Esta se fijó en la mirada de la chica, cogió unas partituras del suelo y empezó
a tocar. Era una melodía suave y alegre. Helena consiguió sonreír de verdad,
con ganas, por primera vez en mucho tiempo.
Unas semanas después, Helena llama a la puerta de su
vecina. Laura le abre con una
sonrisa.
-Tengo algo para ti.- le dice emocionada, antes si quiera
de saludarla.
Le había mandado un mensaje esta mañana diciendo eso
mismo. Los padres de su amiga la saludan desde su universo perfecto de revista.
Laura le cierra la puerta de su dormitorio en las
narices. Helena, extrañada, llama fuertemente con los nudillos.
-Aún no puedes entrar.
-He visto tu cuarto desordenado mil veces, déjame pasar.
-¡Nanay!
Helena se queda en el pasillo, apoyada en la pared,
esperando a que Laura le abra la puerta, cosa que ocurre unos minutos después.

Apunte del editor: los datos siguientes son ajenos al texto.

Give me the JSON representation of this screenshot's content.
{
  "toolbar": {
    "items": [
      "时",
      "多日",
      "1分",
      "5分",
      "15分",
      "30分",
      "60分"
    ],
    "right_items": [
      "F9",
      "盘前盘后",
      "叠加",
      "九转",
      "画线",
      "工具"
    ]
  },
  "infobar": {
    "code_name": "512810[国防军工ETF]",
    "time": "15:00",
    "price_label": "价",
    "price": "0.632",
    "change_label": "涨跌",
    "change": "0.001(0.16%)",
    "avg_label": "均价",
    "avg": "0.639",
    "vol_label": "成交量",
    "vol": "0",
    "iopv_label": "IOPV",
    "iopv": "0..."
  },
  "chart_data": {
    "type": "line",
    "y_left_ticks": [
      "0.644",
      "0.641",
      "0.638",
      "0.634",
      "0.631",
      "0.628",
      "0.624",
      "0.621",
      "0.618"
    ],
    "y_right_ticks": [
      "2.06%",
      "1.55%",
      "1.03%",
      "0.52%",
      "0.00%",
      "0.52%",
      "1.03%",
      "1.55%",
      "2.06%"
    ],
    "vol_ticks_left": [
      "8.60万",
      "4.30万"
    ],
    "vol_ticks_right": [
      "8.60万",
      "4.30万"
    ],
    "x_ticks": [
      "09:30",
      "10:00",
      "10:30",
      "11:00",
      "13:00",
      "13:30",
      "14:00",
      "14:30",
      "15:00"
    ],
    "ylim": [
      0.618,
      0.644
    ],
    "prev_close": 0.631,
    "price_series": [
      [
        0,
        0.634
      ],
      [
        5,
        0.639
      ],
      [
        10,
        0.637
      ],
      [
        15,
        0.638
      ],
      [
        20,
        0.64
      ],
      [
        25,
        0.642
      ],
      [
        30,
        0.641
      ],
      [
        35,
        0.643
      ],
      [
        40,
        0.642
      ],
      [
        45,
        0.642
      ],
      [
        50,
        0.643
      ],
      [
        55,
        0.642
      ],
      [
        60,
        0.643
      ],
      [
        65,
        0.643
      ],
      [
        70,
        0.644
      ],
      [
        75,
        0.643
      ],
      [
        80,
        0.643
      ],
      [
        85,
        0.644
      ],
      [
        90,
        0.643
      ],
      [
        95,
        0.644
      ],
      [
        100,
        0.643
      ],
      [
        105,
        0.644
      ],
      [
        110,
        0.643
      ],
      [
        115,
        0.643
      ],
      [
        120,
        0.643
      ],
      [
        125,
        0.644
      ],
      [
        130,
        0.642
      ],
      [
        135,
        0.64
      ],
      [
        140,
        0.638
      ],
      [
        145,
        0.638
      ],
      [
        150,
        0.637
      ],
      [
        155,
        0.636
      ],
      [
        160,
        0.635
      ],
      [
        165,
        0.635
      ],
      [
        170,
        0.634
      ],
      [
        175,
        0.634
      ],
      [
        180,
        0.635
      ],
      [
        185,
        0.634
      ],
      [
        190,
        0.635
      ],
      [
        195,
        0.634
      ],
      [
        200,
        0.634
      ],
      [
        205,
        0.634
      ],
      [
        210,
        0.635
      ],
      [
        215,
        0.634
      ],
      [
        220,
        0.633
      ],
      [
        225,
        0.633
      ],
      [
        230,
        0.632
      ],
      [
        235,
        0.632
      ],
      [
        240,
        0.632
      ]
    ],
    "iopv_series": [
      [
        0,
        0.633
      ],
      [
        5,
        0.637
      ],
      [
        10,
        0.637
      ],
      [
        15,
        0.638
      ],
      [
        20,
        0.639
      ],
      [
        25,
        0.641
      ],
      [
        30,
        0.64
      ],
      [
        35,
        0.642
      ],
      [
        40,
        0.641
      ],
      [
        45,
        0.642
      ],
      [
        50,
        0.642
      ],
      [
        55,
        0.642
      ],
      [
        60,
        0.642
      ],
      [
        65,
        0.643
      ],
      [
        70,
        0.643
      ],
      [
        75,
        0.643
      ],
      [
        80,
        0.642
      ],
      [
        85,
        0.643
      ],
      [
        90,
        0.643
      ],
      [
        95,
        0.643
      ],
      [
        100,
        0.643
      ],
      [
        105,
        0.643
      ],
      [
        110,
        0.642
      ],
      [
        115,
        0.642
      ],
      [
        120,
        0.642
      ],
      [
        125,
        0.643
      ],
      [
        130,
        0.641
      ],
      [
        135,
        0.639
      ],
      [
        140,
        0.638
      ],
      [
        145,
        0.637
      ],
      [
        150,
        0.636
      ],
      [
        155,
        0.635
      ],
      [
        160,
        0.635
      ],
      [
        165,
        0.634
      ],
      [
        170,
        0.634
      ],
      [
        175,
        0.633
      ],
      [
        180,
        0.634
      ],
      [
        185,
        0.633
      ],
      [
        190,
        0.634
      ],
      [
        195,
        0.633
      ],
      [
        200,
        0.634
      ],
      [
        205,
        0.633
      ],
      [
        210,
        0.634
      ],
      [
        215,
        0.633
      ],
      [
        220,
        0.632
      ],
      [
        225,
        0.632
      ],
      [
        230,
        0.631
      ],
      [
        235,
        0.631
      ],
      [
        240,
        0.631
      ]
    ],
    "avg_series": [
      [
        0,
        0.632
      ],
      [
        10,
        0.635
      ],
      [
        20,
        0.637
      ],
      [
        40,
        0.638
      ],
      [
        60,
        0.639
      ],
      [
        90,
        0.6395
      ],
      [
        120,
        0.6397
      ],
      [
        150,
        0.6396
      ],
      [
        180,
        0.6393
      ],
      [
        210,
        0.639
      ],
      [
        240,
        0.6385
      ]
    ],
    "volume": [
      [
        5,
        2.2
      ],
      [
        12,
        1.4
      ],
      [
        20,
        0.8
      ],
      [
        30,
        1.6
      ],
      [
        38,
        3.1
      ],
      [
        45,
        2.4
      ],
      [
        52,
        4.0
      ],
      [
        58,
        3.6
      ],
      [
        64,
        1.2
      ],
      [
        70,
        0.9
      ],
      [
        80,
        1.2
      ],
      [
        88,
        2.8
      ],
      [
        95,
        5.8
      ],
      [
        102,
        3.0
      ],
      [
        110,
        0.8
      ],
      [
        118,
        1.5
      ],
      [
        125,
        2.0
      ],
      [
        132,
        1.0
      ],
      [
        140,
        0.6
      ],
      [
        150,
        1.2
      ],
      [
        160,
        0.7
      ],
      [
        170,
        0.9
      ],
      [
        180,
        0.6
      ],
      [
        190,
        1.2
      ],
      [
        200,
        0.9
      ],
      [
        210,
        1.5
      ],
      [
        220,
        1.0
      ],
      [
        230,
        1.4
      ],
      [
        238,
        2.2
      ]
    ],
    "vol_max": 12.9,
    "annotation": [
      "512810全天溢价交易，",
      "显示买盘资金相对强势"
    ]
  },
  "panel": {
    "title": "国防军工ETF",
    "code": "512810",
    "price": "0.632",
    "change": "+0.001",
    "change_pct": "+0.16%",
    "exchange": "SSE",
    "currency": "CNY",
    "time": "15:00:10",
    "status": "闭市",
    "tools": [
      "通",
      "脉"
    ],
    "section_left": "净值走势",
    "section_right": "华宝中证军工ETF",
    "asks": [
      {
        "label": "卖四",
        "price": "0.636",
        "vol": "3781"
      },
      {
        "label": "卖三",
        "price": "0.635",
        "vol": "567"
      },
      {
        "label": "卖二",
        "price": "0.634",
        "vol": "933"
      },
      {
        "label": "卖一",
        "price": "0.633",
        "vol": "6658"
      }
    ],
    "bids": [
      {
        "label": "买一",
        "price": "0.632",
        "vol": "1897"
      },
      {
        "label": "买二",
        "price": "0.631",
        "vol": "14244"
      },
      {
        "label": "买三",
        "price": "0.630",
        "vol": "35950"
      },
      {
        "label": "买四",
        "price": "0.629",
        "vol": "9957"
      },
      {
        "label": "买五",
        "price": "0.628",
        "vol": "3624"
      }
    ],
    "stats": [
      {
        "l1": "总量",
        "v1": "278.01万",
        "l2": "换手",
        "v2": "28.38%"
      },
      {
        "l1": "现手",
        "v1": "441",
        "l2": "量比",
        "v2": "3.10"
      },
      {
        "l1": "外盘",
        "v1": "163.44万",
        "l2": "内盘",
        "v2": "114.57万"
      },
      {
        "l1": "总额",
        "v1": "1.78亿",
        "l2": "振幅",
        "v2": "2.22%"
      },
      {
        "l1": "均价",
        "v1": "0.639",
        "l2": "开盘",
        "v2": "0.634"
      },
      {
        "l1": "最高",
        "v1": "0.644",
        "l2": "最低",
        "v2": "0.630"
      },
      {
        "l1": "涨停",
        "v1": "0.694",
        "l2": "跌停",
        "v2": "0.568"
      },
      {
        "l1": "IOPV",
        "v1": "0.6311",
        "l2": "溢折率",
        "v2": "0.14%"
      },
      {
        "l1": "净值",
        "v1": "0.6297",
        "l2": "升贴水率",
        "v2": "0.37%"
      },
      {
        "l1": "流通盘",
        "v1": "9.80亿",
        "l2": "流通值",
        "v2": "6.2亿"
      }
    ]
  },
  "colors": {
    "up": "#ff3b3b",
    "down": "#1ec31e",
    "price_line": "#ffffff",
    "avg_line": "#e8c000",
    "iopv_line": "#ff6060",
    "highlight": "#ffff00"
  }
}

-¿Qué tienes detrás de la espalda?
-Nada.- contesta Laura. En cualquier momento podría
empezar a dar saltos de la emoción
contenida. Helena enarca una ceja ante la respuesta, pues el paquete que trata
de ocultar sobresale un par de palmos por encima de su cabeza. Se lo tiende con
una sonrisa enorme.
-Es la guitarra con la que empecé. Pensé que podría
enseñarte en serio y para eso necesitas una guitarra. No se te da mal…
La chica no sabe qué responder, cómo reaccionar. Sólo
sabe que por fin puede hacer algo que de verdad le gusta y, con un poco de
suerte, no tendrá que tocar esos libros de texto que tanto la aburren.